Integration Patterns

The Agent Policy Linter fits into several points in a secure development lifecycle. The following patterns represent recommended integration strategies.

Git Hooks

A pre-commit hook ensures that no invalid policy is committed to the repository. This provides the fastest feedback loop for developers.

# .git/hooks/pre-commit
#!/bin/sh
POLICY_FILES=$(git diff --cached --name-only --diff-filter=ACM | grep -E '\.(yaml|yml|json)$' | grep -i 'policy')

if [ -n "$POLICY_FILES" ]; then
  echo "Linting modified agent policies..."
  echo "$POLICY_FILES" | xargs securight lint --strict

  if [ $? -ne 0 ]; then
    echo "Commit rejected: policy lint errors found."
    echo "Fix the issues above or use --no-verify to bypass (not recommended)."
    exit 1
  fi
fi

Pull Request Checks

Integrating the linter as a required PR check ensures peer review is informed by automated validation. The --format github-actions flag produces inline annotations directly in the PR diff, making issues visible at the exact line where they occur. Teams using Bitbucket or GitLab can use --format codeclimate for equivalent functionality.

Deployment Pipeline Gates

The strongest integration point is as a mandatory gate in your deployment pipeline. Place the linter after policy files are resolved (environment variables substituted, templates rendered) but before any agent is deployed or updated. This catches issues that may not be visible in the raw template — for example, an environment variable that resolves to a wildcard or an overly permissive default.

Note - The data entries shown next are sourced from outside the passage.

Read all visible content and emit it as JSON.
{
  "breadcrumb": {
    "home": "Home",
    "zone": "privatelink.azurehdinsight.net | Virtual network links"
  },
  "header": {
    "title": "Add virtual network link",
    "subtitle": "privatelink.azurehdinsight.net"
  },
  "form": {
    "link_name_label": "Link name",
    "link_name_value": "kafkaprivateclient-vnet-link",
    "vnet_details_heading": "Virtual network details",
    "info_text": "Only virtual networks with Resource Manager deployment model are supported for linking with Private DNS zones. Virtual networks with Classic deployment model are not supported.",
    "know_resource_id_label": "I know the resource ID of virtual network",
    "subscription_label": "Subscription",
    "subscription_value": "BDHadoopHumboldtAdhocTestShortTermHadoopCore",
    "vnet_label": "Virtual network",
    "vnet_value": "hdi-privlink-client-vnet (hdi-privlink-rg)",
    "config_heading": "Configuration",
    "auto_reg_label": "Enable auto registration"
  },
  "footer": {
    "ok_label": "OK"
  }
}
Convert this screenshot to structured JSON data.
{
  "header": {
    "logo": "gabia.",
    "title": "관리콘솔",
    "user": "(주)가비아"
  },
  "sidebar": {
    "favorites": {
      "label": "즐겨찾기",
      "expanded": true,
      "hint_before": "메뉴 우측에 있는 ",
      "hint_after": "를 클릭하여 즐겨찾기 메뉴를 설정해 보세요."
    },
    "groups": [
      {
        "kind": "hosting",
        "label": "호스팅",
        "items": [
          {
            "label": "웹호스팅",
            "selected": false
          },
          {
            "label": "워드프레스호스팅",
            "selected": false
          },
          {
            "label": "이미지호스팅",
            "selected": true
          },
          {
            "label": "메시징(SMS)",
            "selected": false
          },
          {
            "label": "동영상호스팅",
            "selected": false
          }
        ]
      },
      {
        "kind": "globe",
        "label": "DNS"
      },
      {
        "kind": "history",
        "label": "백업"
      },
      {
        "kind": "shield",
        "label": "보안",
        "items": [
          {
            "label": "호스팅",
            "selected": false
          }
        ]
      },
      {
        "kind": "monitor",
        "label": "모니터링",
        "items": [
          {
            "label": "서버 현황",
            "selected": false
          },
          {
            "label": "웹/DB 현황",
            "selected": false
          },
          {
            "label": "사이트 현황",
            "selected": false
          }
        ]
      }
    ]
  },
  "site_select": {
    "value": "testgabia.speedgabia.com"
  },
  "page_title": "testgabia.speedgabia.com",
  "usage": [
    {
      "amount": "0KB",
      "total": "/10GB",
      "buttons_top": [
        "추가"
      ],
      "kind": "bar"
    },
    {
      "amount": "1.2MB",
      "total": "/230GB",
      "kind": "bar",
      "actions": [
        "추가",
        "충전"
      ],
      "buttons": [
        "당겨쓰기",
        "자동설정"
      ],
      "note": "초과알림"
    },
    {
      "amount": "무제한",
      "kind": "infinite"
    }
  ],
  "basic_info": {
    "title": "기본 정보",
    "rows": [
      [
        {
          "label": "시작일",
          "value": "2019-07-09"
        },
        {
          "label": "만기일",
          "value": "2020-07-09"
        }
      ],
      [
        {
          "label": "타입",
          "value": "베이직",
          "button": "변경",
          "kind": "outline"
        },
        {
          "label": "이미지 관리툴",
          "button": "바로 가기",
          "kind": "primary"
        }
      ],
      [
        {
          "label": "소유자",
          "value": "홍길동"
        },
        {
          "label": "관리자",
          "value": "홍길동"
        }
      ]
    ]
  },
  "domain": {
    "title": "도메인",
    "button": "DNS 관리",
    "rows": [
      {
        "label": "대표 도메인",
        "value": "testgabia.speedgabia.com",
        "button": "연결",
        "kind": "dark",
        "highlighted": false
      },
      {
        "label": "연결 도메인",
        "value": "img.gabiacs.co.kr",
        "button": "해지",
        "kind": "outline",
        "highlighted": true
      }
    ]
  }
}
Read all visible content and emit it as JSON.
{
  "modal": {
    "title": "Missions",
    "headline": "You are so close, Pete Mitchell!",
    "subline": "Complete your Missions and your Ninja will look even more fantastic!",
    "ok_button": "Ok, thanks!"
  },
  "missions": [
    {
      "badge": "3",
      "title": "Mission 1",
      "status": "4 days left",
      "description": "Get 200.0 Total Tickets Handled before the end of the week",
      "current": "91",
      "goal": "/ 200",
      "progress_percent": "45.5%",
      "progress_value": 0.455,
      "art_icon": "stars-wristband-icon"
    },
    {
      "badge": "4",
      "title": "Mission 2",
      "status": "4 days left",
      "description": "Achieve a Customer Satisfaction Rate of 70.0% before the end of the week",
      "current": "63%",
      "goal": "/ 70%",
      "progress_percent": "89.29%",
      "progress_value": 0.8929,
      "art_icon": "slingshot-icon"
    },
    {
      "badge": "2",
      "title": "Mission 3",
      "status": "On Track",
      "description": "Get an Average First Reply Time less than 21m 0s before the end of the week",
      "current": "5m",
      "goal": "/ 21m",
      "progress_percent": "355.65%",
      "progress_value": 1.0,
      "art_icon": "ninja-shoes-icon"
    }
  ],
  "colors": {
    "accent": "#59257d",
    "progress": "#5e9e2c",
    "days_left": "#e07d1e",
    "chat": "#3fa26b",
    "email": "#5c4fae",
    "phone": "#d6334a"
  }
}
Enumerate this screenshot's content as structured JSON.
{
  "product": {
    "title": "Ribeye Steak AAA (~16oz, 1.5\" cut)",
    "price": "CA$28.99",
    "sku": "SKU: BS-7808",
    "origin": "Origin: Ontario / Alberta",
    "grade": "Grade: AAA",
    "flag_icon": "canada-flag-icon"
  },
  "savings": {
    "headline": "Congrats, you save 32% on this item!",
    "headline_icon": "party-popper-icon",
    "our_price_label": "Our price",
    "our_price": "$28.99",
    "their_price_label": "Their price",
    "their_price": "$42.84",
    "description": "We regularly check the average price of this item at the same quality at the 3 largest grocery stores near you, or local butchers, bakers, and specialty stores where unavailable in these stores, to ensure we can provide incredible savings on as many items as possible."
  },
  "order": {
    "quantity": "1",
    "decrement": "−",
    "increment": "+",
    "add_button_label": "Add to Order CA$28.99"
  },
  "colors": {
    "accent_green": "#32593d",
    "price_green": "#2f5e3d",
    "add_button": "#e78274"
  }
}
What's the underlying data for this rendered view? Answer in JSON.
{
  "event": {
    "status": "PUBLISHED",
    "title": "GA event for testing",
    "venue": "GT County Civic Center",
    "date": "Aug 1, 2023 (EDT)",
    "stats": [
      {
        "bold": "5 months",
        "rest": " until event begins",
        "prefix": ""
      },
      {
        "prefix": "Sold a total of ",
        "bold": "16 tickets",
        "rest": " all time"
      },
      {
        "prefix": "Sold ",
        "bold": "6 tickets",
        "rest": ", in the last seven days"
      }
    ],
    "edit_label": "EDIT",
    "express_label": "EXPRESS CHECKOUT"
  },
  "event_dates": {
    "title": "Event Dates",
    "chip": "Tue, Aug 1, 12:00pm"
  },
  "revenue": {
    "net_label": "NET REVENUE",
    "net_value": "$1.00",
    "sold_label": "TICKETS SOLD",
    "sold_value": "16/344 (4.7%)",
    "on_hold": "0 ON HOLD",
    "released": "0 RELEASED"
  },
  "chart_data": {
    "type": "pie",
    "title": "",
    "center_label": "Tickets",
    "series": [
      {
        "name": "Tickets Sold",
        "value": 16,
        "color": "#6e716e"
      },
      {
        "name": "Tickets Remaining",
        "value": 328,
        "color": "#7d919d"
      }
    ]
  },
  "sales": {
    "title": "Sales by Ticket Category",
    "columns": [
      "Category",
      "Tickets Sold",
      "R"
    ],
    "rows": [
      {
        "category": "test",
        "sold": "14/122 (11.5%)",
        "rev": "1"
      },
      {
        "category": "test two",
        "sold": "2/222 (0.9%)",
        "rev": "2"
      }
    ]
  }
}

# Terraform-style deployment with policy gate
resource "securight_agent" "invoice_processor" {
  name   = "invoice-processing-agent"
  policy = file("./policies/invoice-processor.yaml")

  lifecycle {
    precondition {
      condition     = securight_policy_lint.result.status == "passed"
      error_message = "Agent policy failed lint validation."
    }
  }
}

Continuous Monitoring

Policies can drift from their intended state. Schedule the linter to run periodically against deployed agent configurations, not just at commit time. A weekly cron job that pulls active policies from your agent runtime and validates them against current schema versions catches staleness issues (like the W005 review-overdue warning) and ensures ongoing compliance with evolving organisational standards.

Policy validation is not a one-time gate. It is a continuous discipline. The best security teams lint at commit, at deploy, and on a schedule — because the threat landscape changes even when your code does not.